Getting Through Corona Virus
Right at the beginning of this whole mess, I made the decision to stick to my plan and go to Palm Springs for #altsummit2020
While I was there, I sat with @jamimilne and she asked me a series of questions and took portraits.
Somewhere towards the end, she handed me her deck and invited me to draw a card.

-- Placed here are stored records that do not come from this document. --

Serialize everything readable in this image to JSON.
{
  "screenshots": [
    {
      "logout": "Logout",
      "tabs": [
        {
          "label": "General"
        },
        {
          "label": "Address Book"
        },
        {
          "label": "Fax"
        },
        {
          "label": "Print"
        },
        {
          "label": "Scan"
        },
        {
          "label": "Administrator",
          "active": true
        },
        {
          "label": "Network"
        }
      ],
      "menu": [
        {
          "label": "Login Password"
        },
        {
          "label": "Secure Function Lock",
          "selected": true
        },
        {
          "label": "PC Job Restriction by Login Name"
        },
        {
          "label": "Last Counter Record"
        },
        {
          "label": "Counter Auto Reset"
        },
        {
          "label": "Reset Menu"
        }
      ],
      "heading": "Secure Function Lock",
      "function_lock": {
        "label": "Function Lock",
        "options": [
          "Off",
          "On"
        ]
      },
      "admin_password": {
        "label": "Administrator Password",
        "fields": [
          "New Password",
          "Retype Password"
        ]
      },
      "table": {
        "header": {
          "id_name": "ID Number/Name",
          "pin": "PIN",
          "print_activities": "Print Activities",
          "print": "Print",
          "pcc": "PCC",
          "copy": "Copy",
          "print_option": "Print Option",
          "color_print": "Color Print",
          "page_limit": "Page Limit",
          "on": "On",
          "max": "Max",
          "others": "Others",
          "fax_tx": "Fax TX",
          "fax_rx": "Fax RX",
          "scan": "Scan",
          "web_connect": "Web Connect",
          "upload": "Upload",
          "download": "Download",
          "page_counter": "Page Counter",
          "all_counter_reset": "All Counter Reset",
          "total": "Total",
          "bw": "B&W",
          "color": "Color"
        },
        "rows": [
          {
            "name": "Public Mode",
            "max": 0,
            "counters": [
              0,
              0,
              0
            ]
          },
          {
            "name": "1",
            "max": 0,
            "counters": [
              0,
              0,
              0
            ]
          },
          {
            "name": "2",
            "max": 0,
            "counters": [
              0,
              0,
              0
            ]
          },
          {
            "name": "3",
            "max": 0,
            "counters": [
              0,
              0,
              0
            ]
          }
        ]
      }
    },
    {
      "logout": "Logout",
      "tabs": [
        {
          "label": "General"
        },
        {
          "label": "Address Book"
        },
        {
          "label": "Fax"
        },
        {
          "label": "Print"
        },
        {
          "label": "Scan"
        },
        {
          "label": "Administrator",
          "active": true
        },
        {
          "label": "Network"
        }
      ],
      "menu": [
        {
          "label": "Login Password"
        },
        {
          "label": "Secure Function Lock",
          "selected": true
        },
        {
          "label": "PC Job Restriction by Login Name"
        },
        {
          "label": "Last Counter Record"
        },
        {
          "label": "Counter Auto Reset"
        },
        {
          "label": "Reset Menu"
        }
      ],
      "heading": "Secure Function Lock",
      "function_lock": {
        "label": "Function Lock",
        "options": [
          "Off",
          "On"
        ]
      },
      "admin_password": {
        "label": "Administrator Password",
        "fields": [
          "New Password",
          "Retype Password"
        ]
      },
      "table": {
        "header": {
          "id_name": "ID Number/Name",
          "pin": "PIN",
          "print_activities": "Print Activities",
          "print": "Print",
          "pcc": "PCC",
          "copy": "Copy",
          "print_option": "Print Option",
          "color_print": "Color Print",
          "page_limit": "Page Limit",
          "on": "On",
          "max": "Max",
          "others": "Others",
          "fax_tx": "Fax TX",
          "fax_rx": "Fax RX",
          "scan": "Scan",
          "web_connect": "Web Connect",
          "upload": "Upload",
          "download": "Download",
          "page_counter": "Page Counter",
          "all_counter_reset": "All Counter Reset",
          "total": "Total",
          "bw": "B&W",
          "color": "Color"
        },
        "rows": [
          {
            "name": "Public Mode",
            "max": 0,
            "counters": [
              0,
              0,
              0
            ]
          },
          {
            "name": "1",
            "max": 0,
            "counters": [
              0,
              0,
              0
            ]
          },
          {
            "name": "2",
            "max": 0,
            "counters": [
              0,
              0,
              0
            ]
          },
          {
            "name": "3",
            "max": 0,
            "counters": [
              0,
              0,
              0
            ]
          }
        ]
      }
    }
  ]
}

I got “see with eyes of love.” I’m really trying to do that right now, but it’s hard.
I’m spending way too much time reading the same information from a million sources, I’m spending emotional energy annoyed at the hubris of those still going out, I’m spending a lot of time holding my three year old while he cries and chants “I want to play at the playground,” (this literally lasted 15 minutes today)
I’m trying to figure out what work is still essential, what needs to go on hold and how those decisions affect everyone else in the collaboration chain.
I know you are too.
We’re going through it ya’ll. We’re going through it.
But you can’t go over it. You can’t go under it. We gotta go through it. And, I don’t know who needs to hear this right now, but we gotta stay TF home. Seriously. Just do it.
Today, I was working out “postponed, not cancelled” language with a Director and he asked me “so how ARE you?” And I realized I’d been moving a mile a minute all day long - barely breathing a full breath. Trying to keep a sense of purpose and order and stability... and in doing so, I definitely didn’t feel stable.
So while Drew and the kids worked in the garden, I took a full reboot - a nap with a pillow over my head. I dreamed of the future. When this mess is a memory.
Slowing down is not my strong suit.
But I don’t think we have a choice at this point.